È probabile che lo scopo della collaborazione, o meglio dello sviluppo dato in outsourcing, sia quello di dare un maggior peso alla parte narrativa, uno dei difetti principali del primo Amnesia, soprattutto nel finale. Non per niente, leggendo il blog di sviluppo, i vari interventi sono concentrati nell'indicare varie problematiche relative al coinvolgimento narrativo nei videogiochi, dando a intendere come il gameplay di A Machine per Pigs sia stato pensato intorno alla narrazione e non viceversa (date una letta al blog di Frictional perché contiene delle riflessioni davvero interessanti sul mondo dei videogiochi). Il giocatore sarà guidato nella trama da alcuni puzzle ma Frictional è stata costretta ad ammettere che crearne di buoni è davvero difficile; il rischio è quello di ridurli a un continuo "aprire porte" come avveniva in The Dark Descent (soluzione logica ma poco interessante). In questo senso non viene indicato nulla di specifico per A Machine for Pigs, dove si parla di molti puzzle meccanici, ben visibili anche nel breve video di gameplay rilasciato ad Halloween. In generale questi avranno lo scopo di stabilire obiettivi per il giocatore, così da guidarlo dentro la storia. Il metodo per interagire con l'ambiente sembra rimasto lo stesso, quindi ci saranno oggetti che finiranno nell'inventario e altri che andranno più propriamente trasportarti in giro per le stanze perché troppo ingombranti.

Gameplay e ambientazione

Come già detto, il gameplay di A Machine for Pigs non si discosterà moltissimo da quello di The Dark Descent (come anche nel concept: il protagonista dovrà riuscire a ricordare cos'è successo nel lasso di tempo che ha dimenticato). Tornerà la lampada da alimentare costantemente, torneranno gli strani macchinari da riattivare e tornerà il buio, con la necessità di nascondersi dalle creature che lo popolano.

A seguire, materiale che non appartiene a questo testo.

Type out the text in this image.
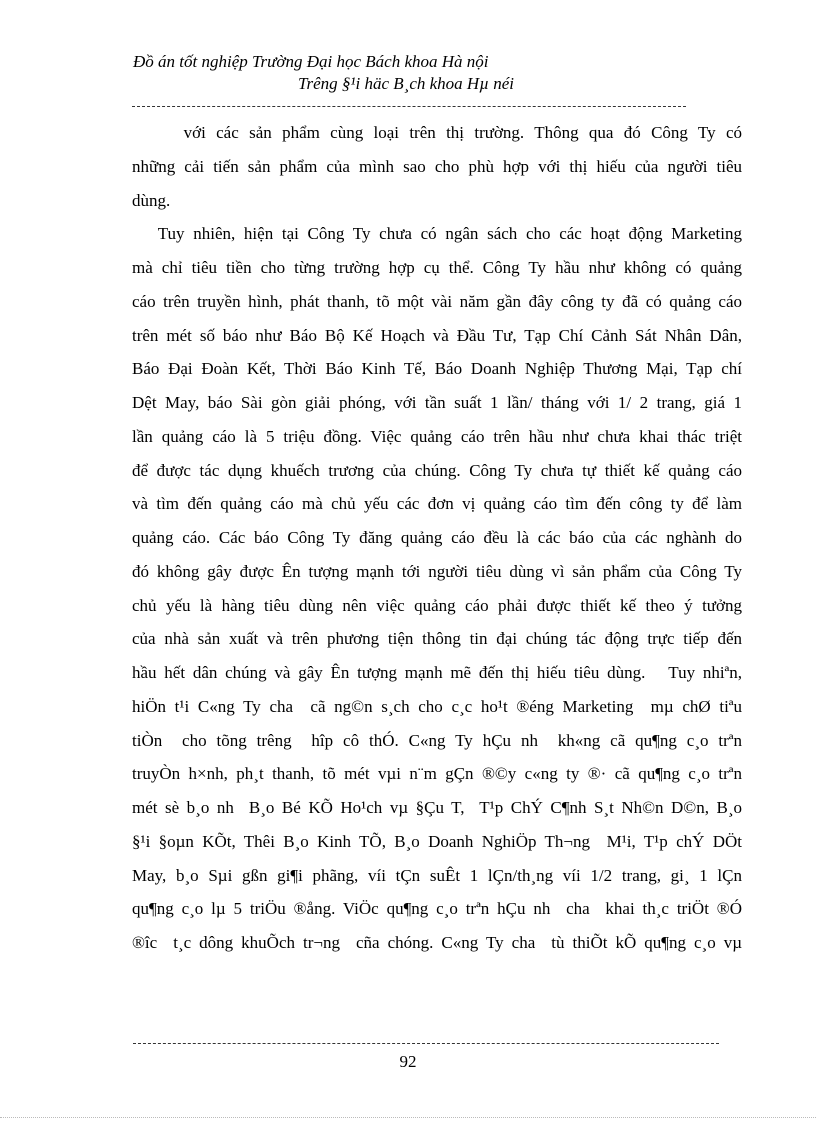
Đồ án tốt nghiệp Trường Đại học Bách khoa Hà nội
Trêng §¹i häc B¸ch khoa Hµ néi
với các sản phẩm cùng loại trên thị trường. Thông qua đó Công Ty có
những cải tiến sản phẩm của mình sao cho phù hợp với thị hiếu của người tiêu
dùng.
Tuy nhiên, hiện tại Công Ty chưa có ngân sách cho các hoạt động Marketing
mà chỉ tiêu tiền cho từng trường hợp cụ thể. Công Ty hầu như không có quảng
cáo trên truyền hình, phát thanh, tõ một vài năm gần đây công ty đã có quảng cáo
trên mét số báo như Báo Bộ Kế Hoạch và Đầu Tư, Tạp Chí Cảnh Sát Nhân Dân,
Báo Đại Đoàn Kết, Thời Báo Kinh Tế, Báo Doanh Nghiệp Thương Mại, Tạp chí
Dệt May, báo Sài gòn giải phóng, với tần suất 1 lần/ tháng với 1/ 2 trang, giá 1
lần quảng cáo là 5 triệu đồng. Việc quảng cáo trên hầu như chưa khai thác triệt
để được tác dụng khuếch trương của chúng. Công Ty chưa tự thiết kế quảng cáo
và tìm đến quảng cáo mà chủ yếu các đơn vị quảng cáo tìm đến công ty để làm
quảng cáo. Các báo Công Ty đăng quảng cáo đều là các báo của các nghành do
đó không gây được Ên tượng mạnh tới người tiêu dùng vì sản phẩm của Công Ty
chủ yếu là hàng tiêu dùng nên việc quảng cáo phải được thiết kế theo ý tưởng
của nhà sản xuất và trên phương tiện thông tin đại chúng tác động trực tiếp đến
hầu hết dân chúng và gây Ên tượng mạnh mẽ đến thị hiếu tiêu dùng.   Tuy nhiªn,
hiÖn t¹i C«ng Ty cha  cã ng©n s¸ch cho c¸c ho¹t ®éng Marketing  mµ chØ tiªu
tiÒn  cho tõng trêng  hîp cô thÓ. C«ng Ty hÇu nh  kh«ng cã qu¶ng c¸o trªn
truyÒn h×nh, ph¸t thanh, tõ mét vµi n¨m gÇn ®©y c«ng ty ®· cã qu¶ng c¸o trªn
mét sè b¸o nh  B¸o Bé KÕ Ho¹ch vµ §Çu T,  T¹p ChÝ C¶nh S¸t Nh©n D©n, B¸o
§¹i §oµn KÕt, Thêi B¸o Kinh TÕ, B¸o Doanh NghiÖp Th¬ng  M¹i, T¹p chÝ DÖt
May, b¸o Sµi gßn gi¶i phãng, víi tÇn suÊt 1 lÇn/th¸ng víi 1/2 trang, gi¸ 1 lÇn
qu¶ng c¸o lµ 5 triÖu ®ång. ViÖc qu¶ng c¸o trªn hÇu nh  cha  khai th¸c triÖt ®Ó
®îc  t¸c dông khuÕch tr¬ng  cña chóng. C«ng Ty cha  tù thiÕt kÕ qu¶ng c¸o vµ
92
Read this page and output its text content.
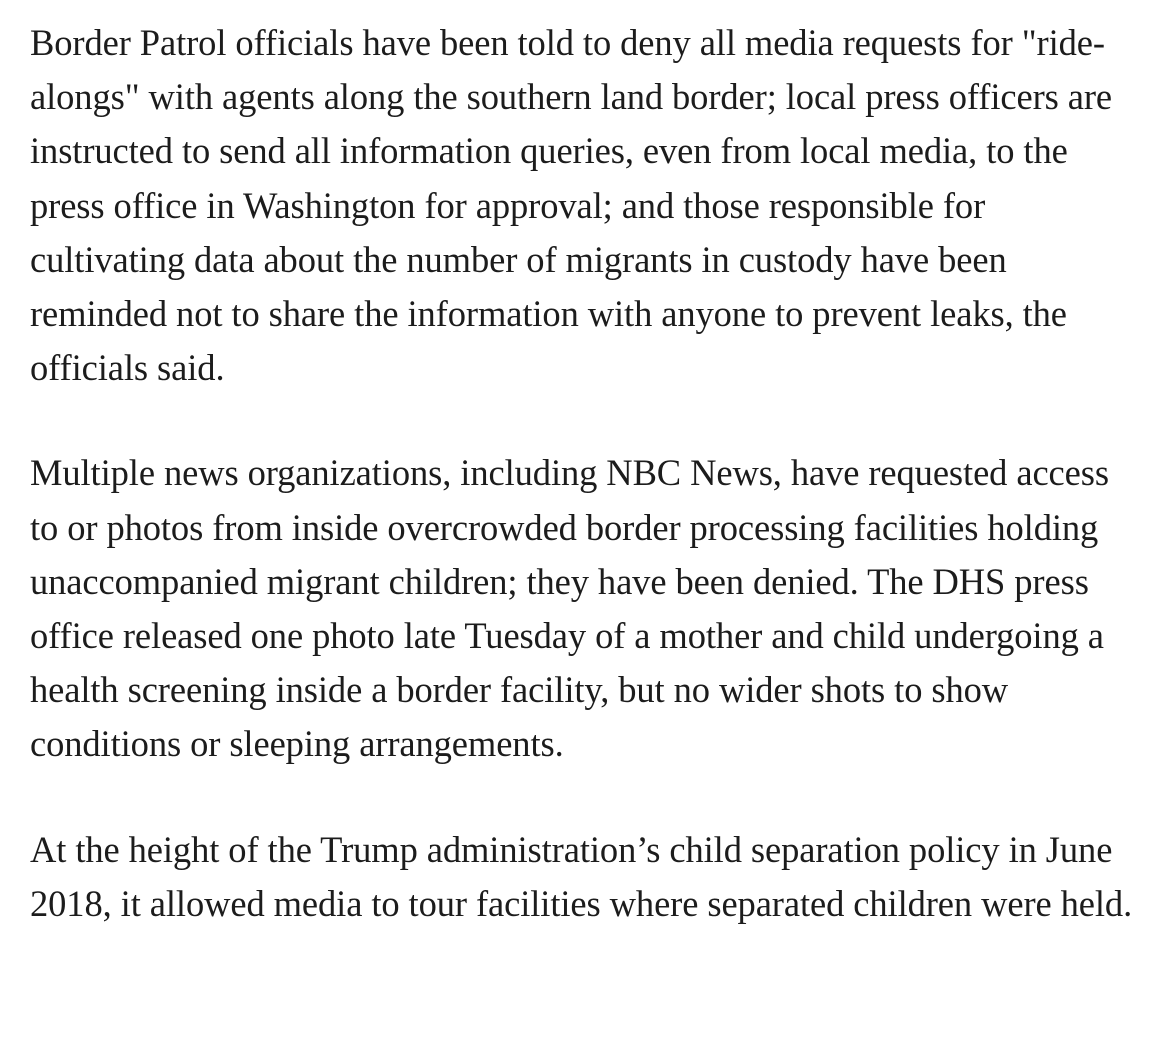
Border Patrol officials have been told to deny all media requests for "ride-alongs" with agents along the southern land border; local press officers are instructed to send all information queries, even from local media, to the press office in Washington for approval; and those responsible for cultivating data about the number of migrants in custody have been reminded not to share the information with anyone to prevent leaks, the officials said.

Multiple news organizations, including NBC News, have requested access to or photos from inside overcrowded border processing facilities holding unaccompanied migrant children; they have been denied. The DHS press office released one photo late Tuesday of a mother and child undergoing a health screening inside a border facility, but no wider shots to show conditions or sleeping arrangements.

At the height of the Trump administration’s child separation policy in June 2018, it allowed media to tour facilities where separated children were held.
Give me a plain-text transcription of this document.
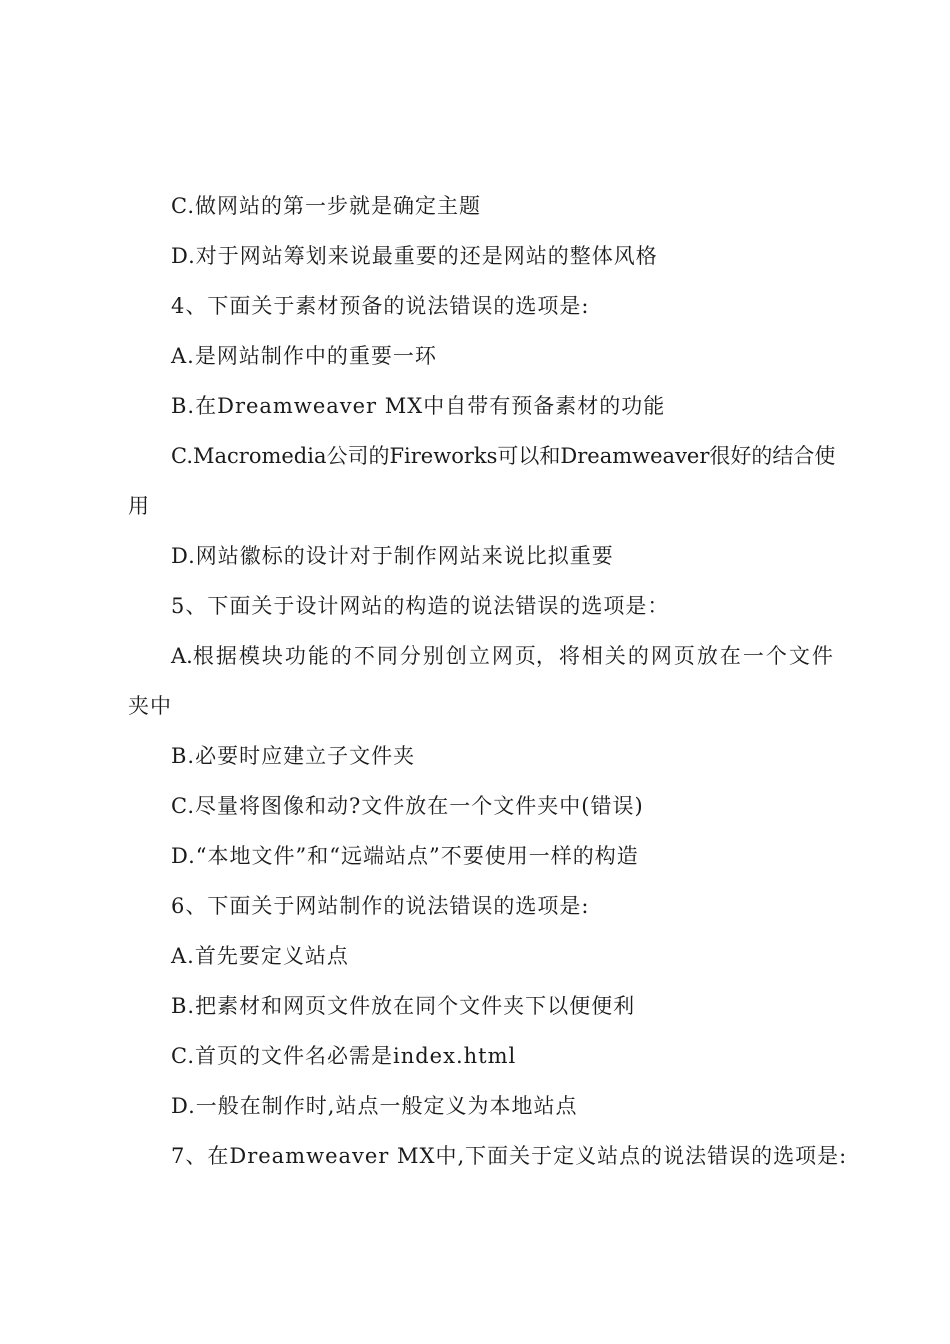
C.做网站的第一步就是确定主题
D.对于网站筹划来说最重要的还是网站的整体风格
4、下面关于素材预备的说法错误的选项是:
A.是网站制作中的重要一环
B.在Dreamweaver MX中自带有预备素材的功能
C.Macromedia 公 司 的 Fireworks 可 以 和 Dreamweaver 很 好 的 结 合 使
用
D.网站徽标的设计对于制作网站来说比拟重要
5、下面关于设计网站的构造的说法错误的选项是：
A.根 据 模 块 功 能 的 不 同 分 别 创 立 网 页， 将 相 关 的 网 页 放 在 一 个 文 件
夹中
B.必要时应建立子文件夹
C.尽量将图像和动?文件放在一个文件夹中(错误)
D.“本地文件”和“远端站点”不要使用一样的构造
6、下面关于网站制作的说法错误的选项是:
A.首先要定义站点
B.把素材和网页文件放在同个文件夹下以便便利
C.首页的文件名必需是index.html
D.一般在制作时,站点一般定义为本地站点
7、在Dreamweaver MX中,下面关于定义站点的说法错误的选项是:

Il personaggio non avrà alcun modo per affrontare i nemici in combattimento e potrà soltanto scappare, infilandosi in anfratti e buchi vari. Il lavoro più grosso è stato posto nel riuscire a spaventare il giocatore non solo con ciò che si vede sullo schermo, ma anche e soprattutto con quello che non si vede, creando un fuoricampo ideale popolato da chissà quali creature. Per tentare di ottenere questo risultato, una grossa importanza sarà posta nella realizzazione della colonna sonora, fatta di passi marcati, urla e versi vari. Il lato audio viene considerato così importante da averci legato una specie di contest (vedi box dedicato). L'ambientazione sarà particolarmente curata. I fatti si svolgeranno sessant'anni dopo quelli del primo episodio, anche se non saranno collegati, e avranno come teatro le strade di una Londra vittoriana, al limite dello Steampunk, piena di vapore e di strani marchingegni. La data di uscita prevista è Halloween 2013 per il solo PC. Ossia, gli sviluppatori vorrebbero far uscire il gioco in quella data, anche se per ora non c'è niente di confermato.

CERTEZZE

  • Un vero gioco horror, ossia capace di spaventare
  • L'ambientazione sembra davvero ottima

DUBBI

  • Troppo concentrato sugli enigmi meccanici?
  • Ci saranno vere novità rispetto al primo capitolo?